Extensive population testing played a crucial role in mitigating the COVID-19 pandemic. However, scaling up testing capacity requires a considerable workforce and infrastructure. Furthermore, sampling and testing delays can hinder timely interventions. We therefore sought to improve pre-test triage through an ensemble model based on self-reported information.

Methods

We trained an XGBoost classifier to predict individual risk of COVID-19 infection for higher education students in Leuven (Belgium) from real-world social and health data related to 38,180 test results. The model could recommend isolation, testing, or release of individuals at high, moderate, or low risk of infection, respectively, based on two parametrizable probability thresholds.
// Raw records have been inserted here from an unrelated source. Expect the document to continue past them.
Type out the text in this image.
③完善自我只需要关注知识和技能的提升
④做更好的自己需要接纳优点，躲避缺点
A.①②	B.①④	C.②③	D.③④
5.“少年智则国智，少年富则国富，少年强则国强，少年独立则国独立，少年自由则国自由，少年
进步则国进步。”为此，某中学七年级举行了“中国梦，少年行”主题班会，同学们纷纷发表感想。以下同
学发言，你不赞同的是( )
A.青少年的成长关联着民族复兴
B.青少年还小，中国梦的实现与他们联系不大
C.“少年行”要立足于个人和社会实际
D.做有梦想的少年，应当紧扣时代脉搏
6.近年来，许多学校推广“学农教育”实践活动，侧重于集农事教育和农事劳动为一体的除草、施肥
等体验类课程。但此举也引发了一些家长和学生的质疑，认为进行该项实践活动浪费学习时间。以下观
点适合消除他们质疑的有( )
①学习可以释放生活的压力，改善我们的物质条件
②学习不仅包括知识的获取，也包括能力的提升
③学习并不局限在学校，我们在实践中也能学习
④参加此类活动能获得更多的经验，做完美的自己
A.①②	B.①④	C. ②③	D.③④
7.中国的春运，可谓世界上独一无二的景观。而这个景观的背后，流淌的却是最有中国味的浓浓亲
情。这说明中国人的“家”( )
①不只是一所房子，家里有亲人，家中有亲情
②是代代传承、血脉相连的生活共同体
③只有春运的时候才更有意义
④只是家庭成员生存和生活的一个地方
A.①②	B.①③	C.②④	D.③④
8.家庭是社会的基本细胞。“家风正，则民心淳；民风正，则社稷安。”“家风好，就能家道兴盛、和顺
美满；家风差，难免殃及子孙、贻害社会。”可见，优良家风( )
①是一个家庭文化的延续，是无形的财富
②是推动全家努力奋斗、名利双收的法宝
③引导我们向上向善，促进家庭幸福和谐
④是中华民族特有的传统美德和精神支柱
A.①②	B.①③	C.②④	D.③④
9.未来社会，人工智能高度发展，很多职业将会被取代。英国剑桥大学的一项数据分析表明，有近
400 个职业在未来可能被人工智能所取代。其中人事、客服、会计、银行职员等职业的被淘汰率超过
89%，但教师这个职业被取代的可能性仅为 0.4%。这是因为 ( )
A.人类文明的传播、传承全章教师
We then studied the epidemiological impact of the ensemble triage tool in silico, by simulating its implementation in our context to control an epidemic over time.

Results

The predictive model achieved a ROC AUC of \(77.5\%\) , but its performance varied across rolling retraining windows. The epidemiological simulations highlight the potential of the ensemble-enhanced triage system to control a surge of infections in the student population of Leuven. Given a rapid implementation at the onset of an infection surge, it could reduce the effective reproduction number below 1.0 while reducing the testing requirements by \(47\%\) . The predictions of the ensemble model were strongly influenced by the number of contacts which individuals reported, the reason for testing, and the onset of symptoms.

Conclusions

Our study suggests that pre-test triage guided by ensemble models could play an important role in allocating testing resources efficiently. Given timely implementation and isolation compliance within the population, it could also help rapidly control a surge of infections. Future research could validate this approach for other pathogens, in other settings, and with deep learning models.